Commenting on Buhari’s claim on several occasions that he had done his best, the political analyst explained that little was what he did from the enormous expectations Nigerians had from him. He said, “Buhari’s best is not good enough. Nigerians expected more from him.”
Also, a professor of Political Science at the Ekiti State University, Ekiti State, Akinsola Agagu, said their performances could be assessed based on the extent to which their campaign promises had been delivered.
He added that corruption, the zeal to improve on the depressing economies and the willingness to tackle terrorism, which were mostly their areas of concentration at the point of campaign, had yet to be addressed eight years after.

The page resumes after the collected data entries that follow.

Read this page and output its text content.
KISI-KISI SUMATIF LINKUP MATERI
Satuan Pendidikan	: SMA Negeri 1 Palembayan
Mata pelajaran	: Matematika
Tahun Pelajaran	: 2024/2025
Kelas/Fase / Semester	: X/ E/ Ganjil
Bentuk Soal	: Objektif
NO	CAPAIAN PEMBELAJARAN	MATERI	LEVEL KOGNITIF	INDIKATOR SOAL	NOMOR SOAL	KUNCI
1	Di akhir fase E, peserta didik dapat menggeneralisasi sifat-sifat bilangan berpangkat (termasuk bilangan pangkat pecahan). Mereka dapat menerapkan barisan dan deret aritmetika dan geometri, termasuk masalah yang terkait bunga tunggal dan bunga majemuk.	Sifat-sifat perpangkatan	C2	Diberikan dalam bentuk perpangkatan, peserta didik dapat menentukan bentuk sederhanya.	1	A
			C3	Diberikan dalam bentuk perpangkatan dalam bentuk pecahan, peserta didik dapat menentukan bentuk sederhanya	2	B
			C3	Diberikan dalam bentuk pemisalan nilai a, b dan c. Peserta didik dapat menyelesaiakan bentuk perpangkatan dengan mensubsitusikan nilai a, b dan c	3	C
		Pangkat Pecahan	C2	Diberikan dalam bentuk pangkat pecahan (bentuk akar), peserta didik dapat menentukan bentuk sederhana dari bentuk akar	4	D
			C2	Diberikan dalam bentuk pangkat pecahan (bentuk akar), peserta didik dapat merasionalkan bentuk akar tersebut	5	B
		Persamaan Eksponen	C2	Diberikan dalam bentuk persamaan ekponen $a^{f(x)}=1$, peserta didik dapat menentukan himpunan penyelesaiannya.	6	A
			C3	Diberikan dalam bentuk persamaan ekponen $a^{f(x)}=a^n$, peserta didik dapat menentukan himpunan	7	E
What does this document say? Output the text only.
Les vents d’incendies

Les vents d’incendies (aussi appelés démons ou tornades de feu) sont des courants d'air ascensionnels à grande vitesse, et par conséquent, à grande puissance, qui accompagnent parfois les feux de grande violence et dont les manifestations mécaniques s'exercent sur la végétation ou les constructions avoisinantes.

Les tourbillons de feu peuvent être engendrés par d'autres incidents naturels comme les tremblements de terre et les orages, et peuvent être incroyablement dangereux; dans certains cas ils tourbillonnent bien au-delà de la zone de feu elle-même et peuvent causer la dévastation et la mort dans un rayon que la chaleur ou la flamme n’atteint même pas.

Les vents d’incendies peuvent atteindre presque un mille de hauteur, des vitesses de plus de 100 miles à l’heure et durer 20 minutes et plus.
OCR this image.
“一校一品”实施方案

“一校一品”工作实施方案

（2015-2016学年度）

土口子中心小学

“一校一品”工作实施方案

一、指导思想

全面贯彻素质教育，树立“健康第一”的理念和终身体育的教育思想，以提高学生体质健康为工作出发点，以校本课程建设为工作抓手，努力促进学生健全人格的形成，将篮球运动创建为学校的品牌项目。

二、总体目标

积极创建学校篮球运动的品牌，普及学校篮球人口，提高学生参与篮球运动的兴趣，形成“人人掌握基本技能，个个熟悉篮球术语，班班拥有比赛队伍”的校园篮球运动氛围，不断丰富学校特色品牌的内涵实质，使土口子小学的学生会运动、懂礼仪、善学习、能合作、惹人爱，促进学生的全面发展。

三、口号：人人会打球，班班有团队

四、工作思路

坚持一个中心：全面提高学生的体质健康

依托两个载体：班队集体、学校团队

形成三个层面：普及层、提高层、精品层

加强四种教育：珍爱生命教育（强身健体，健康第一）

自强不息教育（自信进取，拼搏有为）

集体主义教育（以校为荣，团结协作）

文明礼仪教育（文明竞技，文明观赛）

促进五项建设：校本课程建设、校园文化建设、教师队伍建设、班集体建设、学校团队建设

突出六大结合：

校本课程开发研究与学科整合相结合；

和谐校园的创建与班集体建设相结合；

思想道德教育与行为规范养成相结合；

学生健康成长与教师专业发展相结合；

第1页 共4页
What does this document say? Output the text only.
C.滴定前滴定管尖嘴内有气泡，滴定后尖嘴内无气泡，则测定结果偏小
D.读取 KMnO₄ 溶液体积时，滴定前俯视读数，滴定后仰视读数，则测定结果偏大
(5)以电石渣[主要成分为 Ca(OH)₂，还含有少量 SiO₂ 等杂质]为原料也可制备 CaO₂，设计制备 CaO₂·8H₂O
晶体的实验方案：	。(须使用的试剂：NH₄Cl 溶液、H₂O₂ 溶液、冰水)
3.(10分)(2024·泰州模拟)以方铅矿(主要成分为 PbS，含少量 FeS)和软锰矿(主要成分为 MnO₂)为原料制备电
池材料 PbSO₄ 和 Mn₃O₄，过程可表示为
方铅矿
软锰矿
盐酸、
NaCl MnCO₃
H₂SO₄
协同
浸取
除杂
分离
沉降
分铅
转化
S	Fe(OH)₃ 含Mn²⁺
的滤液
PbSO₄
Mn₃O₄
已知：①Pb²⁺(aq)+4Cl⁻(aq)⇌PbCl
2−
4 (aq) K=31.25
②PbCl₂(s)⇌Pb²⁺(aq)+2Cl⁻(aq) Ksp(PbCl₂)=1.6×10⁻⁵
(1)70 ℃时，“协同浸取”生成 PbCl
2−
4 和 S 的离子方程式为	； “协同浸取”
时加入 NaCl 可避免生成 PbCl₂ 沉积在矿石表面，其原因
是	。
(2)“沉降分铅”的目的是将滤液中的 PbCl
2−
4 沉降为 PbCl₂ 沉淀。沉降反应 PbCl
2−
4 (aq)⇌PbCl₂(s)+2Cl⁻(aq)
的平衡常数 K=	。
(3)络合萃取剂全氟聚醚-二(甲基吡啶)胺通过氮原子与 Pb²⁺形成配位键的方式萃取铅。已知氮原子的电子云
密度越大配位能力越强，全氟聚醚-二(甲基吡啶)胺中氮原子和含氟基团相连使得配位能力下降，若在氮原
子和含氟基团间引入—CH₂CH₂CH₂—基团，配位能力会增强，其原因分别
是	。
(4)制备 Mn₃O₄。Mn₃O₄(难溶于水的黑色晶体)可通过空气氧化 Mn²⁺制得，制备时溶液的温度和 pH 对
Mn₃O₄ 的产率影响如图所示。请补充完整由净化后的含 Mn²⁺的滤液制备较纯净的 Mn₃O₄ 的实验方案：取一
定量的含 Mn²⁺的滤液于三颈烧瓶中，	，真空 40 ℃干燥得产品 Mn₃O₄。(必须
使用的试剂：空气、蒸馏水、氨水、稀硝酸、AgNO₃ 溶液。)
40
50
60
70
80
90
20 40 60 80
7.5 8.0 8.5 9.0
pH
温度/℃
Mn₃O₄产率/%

He said, “The situation is just like shooting and apologising later. Their performance can be measured by three major things; what they promised the people that they would do (the social contract), they came up with manifestoes assuring the people that they would perform, particularly President Buhari, who promised to tackle the issue of insecurity.
“After eight years, how far has he gone and has he left the situation better? The other one is the issue of corruption which remains a nightmare, and even if you look at social services like electricity, is there an improvement?”
He admitted that the president has tried in some areas, especially with the rail lines and other projects, but that for the eight years, the resources expended and generated, and the amount of loans taken could make future generations indebted.
He continued, “So invariably when a president promises to do something and at the last minute what he comes out with is an apology, that means much have to be desired. For an executive, particularly a retired general, I think he should be able to use his military intelligence and competence to tackle insurgency.
“We can say it was an act of humility for them to apologise because they are sure that they didn’t satisfy the people. They knew they did not meet people’s expectations given the manifestos they presented. One should commend them for the humility, but does it actually help the situation?”
He argued that the forgone opportunity that their tenures created could not be bought over or mitigated? “This issue of apologising after tenure can also have negative effects because a political office holder can say okay at the end of their tenure they would simply apologise,” he added, “It is still better than those who did not perform and did not apologise, but such an apology does not buy back the time and opportunity lost.”